Islamic banking in Bangladesh continued to register solid year-on-year expansion at the end of 2025, though the most recent quarterly indicators reveal a noticeable slowdown in momentum amid weaker external trade performance, softer employment trends, and a more cautious lending environment.
According to Bangladesh Bank data, total deposits in the Islamic banking segment reached Tk 4.81 trillion at the end of December 2025. This represented a quarterly increase of Tk 108.76 billion, or 2.31 per cent, compared with Tk 4.70 trillion in September 2025. On a year-on-year basis, deposits rose by Tk 414.34 billion, reflecting a robust 9.42 per cent growth over the Tk 4.40 trillion recorded in December 2024.
The sector’s share of total banking deposits stood at 24.38 per cent, underscoring its continued importance within the broader financial system while still operating alongside conventional banking on a dual framework.
Investment activity, broadly equivalent to loans and advances, also expanded but at a slower quarterly pace. Total investments reached Tk 5.25 trillion in December 2025, marking a modest 1.45 per cent increase from the previous quarter. Compared with the same period in 2024, investment volumes grew by 9.55 per cent, rising from Tk 4.79 trillion.
However, the investment-to-deposit ratio declined further to 0.94, down from 0.96 in September 2025 and 0.97 a year earlier. This downward movement suggests a more conservative credit deployment strategy, likely influenced by liquidity management considerations and cautious borrower demand.
Key performance indicators of Islamic banking
| Indicator | Dec 2024 | Sep 2025 | Dec 2025 | Quarterly Change | Year-on-Year Change |
|---|---|---|---|---|---|
| Deposits (Tk trillion) | 4.40 | 4.70 | 4.81 | +2.31% | +9.42% |
| Investments (Tk trillion) | 4.79 | 5.18 | 5.25 | +1.45% | +9.55% |
| Investment–Deposit Ratio | 0.97 | 0.96 | 0.94 | Declining | Declining |
| Export earnings (Tk billion) | 388.22 | 355.28 | 315.31 | -11.25% | -18.79% |
| Import payments (Tk billion) | 533.35 | 491.74 | 470.07 | -4.42% | -11.87% |
| Remittance inflows (Tk billion) | 319.14 | 261.35 | 275.38 | +5.36% | -13.72% |
| Branch network | — | — | 1,743 | Expansion | Growth |
| Islamic windows | — | — | 976 | Expansion | Growth |
| Employment | 52,565 | 50,944 | 47,460 | -6.84% | -9.71% |
External sector activity handled through Islamic banks showed a mixed and generally weaker quarterly performance. Export-related transactions declined sharply by 11.25 per cent to Tk 315.31 billion during the October–December 2025 quarter compared with the previous quarter. Imports also fell by 4.42 per cent to Tk 470.07 billion, reflecting subdued industrial demand and a broader slowdown in trade activity.

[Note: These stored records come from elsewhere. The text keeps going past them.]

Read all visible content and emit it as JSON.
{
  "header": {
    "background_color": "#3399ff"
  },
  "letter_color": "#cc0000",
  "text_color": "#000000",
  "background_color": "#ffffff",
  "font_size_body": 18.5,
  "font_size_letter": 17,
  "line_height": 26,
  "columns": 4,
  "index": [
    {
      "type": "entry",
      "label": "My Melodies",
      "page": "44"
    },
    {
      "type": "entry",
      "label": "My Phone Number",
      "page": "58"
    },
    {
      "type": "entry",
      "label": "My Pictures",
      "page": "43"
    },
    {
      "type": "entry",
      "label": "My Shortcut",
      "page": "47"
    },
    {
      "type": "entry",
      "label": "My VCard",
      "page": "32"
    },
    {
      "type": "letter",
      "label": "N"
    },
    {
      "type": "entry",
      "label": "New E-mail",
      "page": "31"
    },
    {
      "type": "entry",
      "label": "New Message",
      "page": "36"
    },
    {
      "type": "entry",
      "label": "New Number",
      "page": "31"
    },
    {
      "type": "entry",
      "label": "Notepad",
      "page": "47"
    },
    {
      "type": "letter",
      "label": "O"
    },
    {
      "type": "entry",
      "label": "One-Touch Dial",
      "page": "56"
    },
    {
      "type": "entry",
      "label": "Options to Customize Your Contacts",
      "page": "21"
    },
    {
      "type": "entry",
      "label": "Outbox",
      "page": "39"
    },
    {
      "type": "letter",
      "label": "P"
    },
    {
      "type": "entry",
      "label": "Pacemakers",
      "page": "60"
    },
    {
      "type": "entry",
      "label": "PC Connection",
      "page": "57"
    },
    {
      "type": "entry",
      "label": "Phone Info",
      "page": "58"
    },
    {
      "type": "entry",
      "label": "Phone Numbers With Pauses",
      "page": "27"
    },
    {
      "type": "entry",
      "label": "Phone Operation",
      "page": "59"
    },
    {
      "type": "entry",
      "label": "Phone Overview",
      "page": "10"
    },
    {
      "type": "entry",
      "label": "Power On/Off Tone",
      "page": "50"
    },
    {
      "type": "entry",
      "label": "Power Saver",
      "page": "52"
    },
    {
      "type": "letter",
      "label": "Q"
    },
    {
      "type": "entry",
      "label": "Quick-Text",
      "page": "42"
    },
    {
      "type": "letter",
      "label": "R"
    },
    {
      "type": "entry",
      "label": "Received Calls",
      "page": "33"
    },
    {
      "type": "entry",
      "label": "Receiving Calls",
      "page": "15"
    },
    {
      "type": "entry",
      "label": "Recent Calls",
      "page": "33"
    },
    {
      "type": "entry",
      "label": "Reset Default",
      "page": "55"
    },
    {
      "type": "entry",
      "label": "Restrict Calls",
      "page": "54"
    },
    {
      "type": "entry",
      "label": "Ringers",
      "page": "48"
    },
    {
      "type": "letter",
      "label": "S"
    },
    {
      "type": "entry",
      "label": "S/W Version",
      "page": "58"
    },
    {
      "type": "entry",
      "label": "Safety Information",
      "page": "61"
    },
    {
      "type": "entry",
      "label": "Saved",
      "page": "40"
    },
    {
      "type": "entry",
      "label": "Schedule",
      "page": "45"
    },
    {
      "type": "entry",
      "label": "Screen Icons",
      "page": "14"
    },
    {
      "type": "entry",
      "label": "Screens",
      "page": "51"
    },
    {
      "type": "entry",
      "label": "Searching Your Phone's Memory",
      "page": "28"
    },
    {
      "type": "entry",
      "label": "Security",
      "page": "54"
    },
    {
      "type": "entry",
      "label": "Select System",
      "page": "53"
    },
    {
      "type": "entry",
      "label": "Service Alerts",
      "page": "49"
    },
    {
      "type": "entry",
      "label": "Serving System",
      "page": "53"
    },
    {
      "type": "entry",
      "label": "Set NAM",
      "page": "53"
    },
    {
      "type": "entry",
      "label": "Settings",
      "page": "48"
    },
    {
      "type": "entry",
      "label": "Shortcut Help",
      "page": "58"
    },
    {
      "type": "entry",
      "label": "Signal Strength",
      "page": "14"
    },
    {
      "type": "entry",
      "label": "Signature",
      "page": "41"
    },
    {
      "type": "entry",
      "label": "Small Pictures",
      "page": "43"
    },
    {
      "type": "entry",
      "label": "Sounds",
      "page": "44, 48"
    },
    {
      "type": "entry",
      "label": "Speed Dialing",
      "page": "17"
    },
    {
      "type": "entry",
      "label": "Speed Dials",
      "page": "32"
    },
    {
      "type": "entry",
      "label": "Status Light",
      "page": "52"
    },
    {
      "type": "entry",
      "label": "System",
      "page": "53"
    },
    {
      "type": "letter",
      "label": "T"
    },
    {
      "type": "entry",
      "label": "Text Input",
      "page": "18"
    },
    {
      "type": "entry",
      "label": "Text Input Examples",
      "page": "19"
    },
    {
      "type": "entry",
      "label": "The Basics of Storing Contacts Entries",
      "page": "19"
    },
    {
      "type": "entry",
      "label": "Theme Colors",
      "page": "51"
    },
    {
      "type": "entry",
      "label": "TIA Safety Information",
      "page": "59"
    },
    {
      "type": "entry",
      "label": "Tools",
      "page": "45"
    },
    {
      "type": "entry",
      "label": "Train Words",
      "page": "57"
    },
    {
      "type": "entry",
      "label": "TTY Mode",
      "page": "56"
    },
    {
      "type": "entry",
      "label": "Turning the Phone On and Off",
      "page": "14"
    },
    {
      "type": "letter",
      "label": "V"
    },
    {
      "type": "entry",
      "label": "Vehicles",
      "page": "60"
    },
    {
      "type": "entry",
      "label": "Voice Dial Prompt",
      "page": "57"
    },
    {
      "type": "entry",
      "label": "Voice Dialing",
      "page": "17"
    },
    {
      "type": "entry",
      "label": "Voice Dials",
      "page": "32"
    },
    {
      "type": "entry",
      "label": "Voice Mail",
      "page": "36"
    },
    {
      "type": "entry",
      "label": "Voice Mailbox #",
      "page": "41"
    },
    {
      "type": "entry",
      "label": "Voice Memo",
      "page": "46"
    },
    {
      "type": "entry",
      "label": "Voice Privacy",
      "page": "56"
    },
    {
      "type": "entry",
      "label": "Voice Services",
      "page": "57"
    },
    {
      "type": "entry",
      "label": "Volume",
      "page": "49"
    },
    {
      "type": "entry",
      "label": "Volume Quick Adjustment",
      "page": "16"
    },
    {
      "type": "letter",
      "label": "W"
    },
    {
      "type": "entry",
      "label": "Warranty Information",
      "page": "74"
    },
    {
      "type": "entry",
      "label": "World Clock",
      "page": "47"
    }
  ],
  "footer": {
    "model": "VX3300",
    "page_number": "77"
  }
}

In contrast, remittance inflows provided a stabilising influence. Funds mobilised through Islamic banks rose by 5.36 per cent to Tk 275.38 billion, helping to partially offset weaknesses in trade-linked cash flows and supporting liquidity conditions within the sector.
Despite the softer quarterly indicators, structural expansion continued. The number of Islamic banking branches, including those operated by conventional banks offering Islamic services, increased to 1,743 by December 2025. In addition, Islamic banking windows rose to 976, indicating continued institutional penetration and customer demand for Sharia-compliant financial services.
Employment within the sector, however, declined significantly to 47,460, compared with 50,944 in September 2025 and 52,565 a year earlier. This contraction suggests possible operational streamlining or productivity-driven restructuring across banks.
Economists and analysts argue that sustaining the sector’s growth trajectory will require stronger trade finance capabilities, improved efficiency in fund utilisation, and greater diversification of investment portfolios. Enhanced support for export-oriented industries is also seen as essential to maintaining earnings stability.
Policy Exchange Bangladesh Chairman Dr Masrur Reaz noted that while the year-on-year growth in deposits and investments highlights underlying resilience, the slower quarterly expansion reflects cautious lending behaviour amid tighter liquidity conditions and subdued credit demand, signalling the need for targeted measures to sustain momentum in the coming quarters.